30 ECTS sind ca. + - 900 Arbeitsstunden, was genau so viele Stunden wie ein Arbeitsvertrag ist mit ca. 28 Tage bezahltem Urlaub. D.h. also man arbeitet für das Studium ca. 8 Stunden pro Tag.

Übrigens zu diesem Grundlagenbuch was hier erwähnt wird. Das ist Kindergarten Zeugs, eher für Studenten aus einer anderen Fachrichtung die mal die Grundlagen bissen verstehen wollen...

Die Maxwell-gleichungen; Diffeneranzialgleichungen; Laplacetransformation; Partialbruchzerlegung; Lineare Algebra; Linearisierung, sowas solltest du dir anschauen um ein Elektrotechnik Studium zu beurteilen, das sind Sachen die immer wieder während des Studium vorkommen.
 

Eanisy

Mitglied
Wow ganz langsam nicht übertreiben.

Natürlich schafft man sein Studium nicht, wenn man nichts tut, aber 40h die Woche? Lasst euch nicht abschrecken.

Ich kenne einige E-Technik Studenten, die wiederholen die Vorlesungen und bisschen das Skript am Wochenende und fangen erst frühsten 1 Monat vor der Prüfungsphase an zu lernen und die bestehen und das mit guten Noten.

Außerdem ist auch nicht jede Vorlesung wichtig. Ich kenne keinen Studenten, der immer zur jeder Vorlesung gegangen ist.

Also keine Angst, schaut wie ihr mit dem Stoff zurecht kommt und geht das ganze gemütlich an. Ihr werdet das Studentenleben mit Suff und Frauen voll ausleben können und keine Lernmaschinen werden.
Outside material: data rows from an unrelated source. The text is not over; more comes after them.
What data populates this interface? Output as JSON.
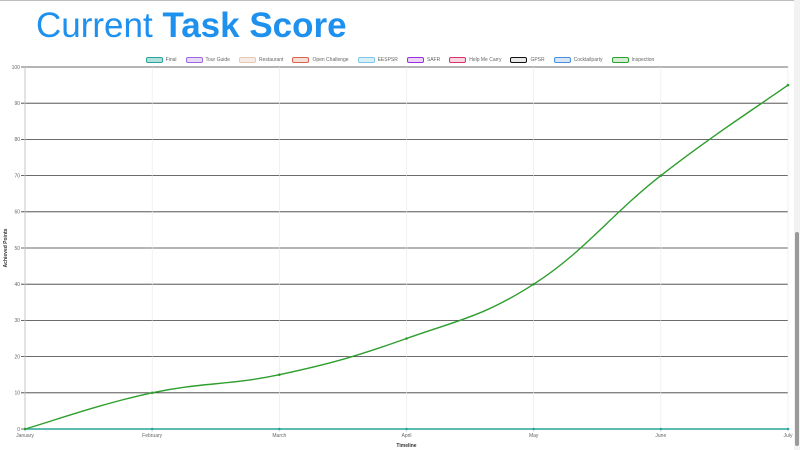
{
  "header": {
    "title_prefix": "Current ",
    "title_bold": "Task Score",
    "title_color": "#1e90ee"
  },
  "legend": [
    {
      "label": "Final",
      "border": "#26a69a",
      "fill": "#b2dfdb"
    },
    {
      "label": "Tour Guide",
      "border": "#9c6ade",
      "fill": "#e6daf7"
    },
    {
      "label": "Restaurant",
      "border": "#e6c9b5",
      "fill": "#f6ece5"
    },
    {
      "label": "Open Challenge",
      "border": "#d9644c",
      "fill": "#f7ddd7"
    },
    {
      "label": "EESPSR",
      "border": "#7ec8e3",
      "fill": "#d8eff7"
    },
    {
      "label": "SAFR",
      "border": "#9b30d9",
      "fill": "#ead3f7"
    },
    {
      "label": "Help Me Carry",
      "border": "#d6336c",
      "fill": "#f7d6e2"
    },
    {
      "label": "GPSR",
      "border": "#111111",
      "fill": "#e8e8e8"
    },
    {
      "label": "Cocktailparty",
      "border": "#4a90d9",
      "fill": "#d6e6f7"
    },
    {
      "label": "Inspection",
      "border": "#2e9e2e",
      "fill": "#d3edd3"
    }
  ],
  "chart_data": {
    "type": "line",
    "title": "",
    "xlabel": "Timeline",
    "ylabel": "Achieved Points",
    "categories": [
      "January",
      "February",
      "March",
      "April",
      "May",
      "June",
      "July"
    ],
    "ylim": [
      0,
      100
    ],
    "yticks": [
      "0",
      "10",
      "20",
      "30",
      "40",
      "50",
      "60",
      "70",
      "80",
      "90",
      "100"
    ],
    "grid": true,
    "legend_position": "top",
    "series": [
      {
        "name": "Final",
        "color": "#26a69a",
        "values": [
          0,
          0,
          0,
          0,
          0,
          0,
          0
        ]
      },
      {
        "name": "Inspection",
        "color": "#2e9e2e",
        "values": [
          0,
          10,
          15,
          25,
          40,
          70,
          95
        ]
      }
    ]
  }
}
Mich nervt einfach das Gerede " Du wirst 294 Stunden brauchen und wenn du weniger lernst, dann bestehst du nicht" , es ist immer noch individuell...

Ich hab eine elektrotechnische Ausbildung absolviert und somit die perfekten Vorraussetzungen für ein Studium. Bereits in der Ausbildung habe ich eine Klausur des Faches "Digital Technik 1" erfolgreich absolviert.
 

inn3B

Aktives Mitglied
du schreibst, dass dich Elektrotechnik ziemlich interessiert. Das ist doch schonmal eine sehr gute Voraussetzung um das Studium zu packen!
FALSCH.
Interresse am Fach ist notwendig, aber ohne die nötigen Fähigkeiten bringt selbst der höchste Fleiß nichts und man versagt auf kläglichste Weise.
Ein Studium ist kein Ponyhof, bei dem es einen Keks gibt, wenn man nur etwas Interesse zeigt.

Ich selbst studiere auch Ingenieurswissenschaften, Maschinenbau.
Die mathematischen Voraussetzungen sind extrem hoch.
Ich hatte dieses Semester Elektrotechnik als Nebenfach, die Klausur hat mir alles abverlangt, obwohl es nur Nebenfach mit wenig ECTS- Punkten war.

Zur Orientierung für Dich:
Ich war damals im Mathe- LK, war dort wie Du Durchschnitt mit einer 3.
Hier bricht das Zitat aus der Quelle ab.